In spite of these difficulties, the following branches are distinguished today because each has a well-defined own object which it subjects to specific questions (and in particular those indicated here):
- Metaphysics and its various branches (“Are there immaterial realities?”, “Is there God?”, “Is the soul immortal? Incorporeal?”);
- Ontology, attached or not to metaphysics according to interpreters (“What is the being?”, “Why is there being rather than nothing?”);
- Philosophy of religion, partly connected with metaphysics, since it tries to define the divine and raises the question of the existence of God, which it doubles as an interrogation on the nature of the sacred in general;
- Morality or ethics: practical and normative discipline to define the best conduct for each situation: (“What is the end of human actions?”, “Is good and evil universal values allowing to define this end?”);
- Political philosophy (“Where can the legitimacy of power come from?”, “What is the best political regime?” “Can and has ethics to guide political action?”);
- Philosophy of law (“What are the relations between law and justice?”, “How do legal norms arise?”, “According to what criteria are they to be judged?”);
- Gnoseology (“Where does knowledge come from?”);
- Theory of knowledge (“What is truth?”);
- Aesthetics (“What is beautiful?”, “What is art?”)
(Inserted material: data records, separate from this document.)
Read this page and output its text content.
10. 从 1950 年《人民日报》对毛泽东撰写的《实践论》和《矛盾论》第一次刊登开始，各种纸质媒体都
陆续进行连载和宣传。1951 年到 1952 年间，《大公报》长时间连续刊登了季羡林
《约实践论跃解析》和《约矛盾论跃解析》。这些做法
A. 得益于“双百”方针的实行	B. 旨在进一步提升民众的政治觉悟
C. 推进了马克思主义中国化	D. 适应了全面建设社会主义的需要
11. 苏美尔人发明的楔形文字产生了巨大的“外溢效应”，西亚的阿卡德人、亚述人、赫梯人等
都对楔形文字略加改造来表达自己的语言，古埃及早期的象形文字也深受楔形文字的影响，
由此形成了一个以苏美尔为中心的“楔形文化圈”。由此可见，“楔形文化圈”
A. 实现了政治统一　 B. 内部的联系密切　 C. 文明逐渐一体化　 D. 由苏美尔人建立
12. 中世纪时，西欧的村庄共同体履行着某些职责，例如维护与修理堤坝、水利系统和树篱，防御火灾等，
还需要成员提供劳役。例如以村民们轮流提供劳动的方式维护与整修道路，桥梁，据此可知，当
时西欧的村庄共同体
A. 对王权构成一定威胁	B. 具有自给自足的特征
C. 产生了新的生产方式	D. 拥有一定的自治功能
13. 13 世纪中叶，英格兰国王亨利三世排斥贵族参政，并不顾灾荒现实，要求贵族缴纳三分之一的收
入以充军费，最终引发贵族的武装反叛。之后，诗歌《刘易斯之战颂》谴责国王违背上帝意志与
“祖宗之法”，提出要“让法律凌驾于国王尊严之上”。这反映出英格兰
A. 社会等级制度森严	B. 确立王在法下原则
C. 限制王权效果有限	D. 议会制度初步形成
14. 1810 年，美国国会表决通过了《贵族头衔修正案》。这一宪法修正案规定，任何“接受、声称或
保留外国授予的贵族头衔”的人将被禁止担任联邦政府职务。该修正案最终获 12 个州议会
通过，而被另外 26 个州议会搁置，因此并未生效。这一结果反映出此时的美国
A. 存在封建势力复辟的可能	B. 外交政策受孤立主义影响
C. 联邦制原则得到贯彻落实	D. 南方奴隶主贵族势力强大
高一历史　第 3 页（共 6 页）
- Philosophy of the mind (“What are the relations between body and mind?”, “How does cognition work?”);
- Philosophy of logic;
- Philosophy of action (“Is liberty Illusory?”);
- Philosophy of history (“Is history governed by laws, a necessity, or is it the absurd fruit of contingency?”);
- Philosophy of language (“What is the origin of language?”, “How is language distinguished from other communication systems?”, “What relationships exist between language and thought”);
- Philosophy of freedom consists, according to Rudolph Steiner, of combining rationalism and empiricism to found an ethical individualism.
- Epistemology which is literally a discourse on knowledge (or even science in a rather restricted sense) and in this sense joins in the gnoséologie or theory of knowledge, while also referring to the methodology and philosophies of language and action.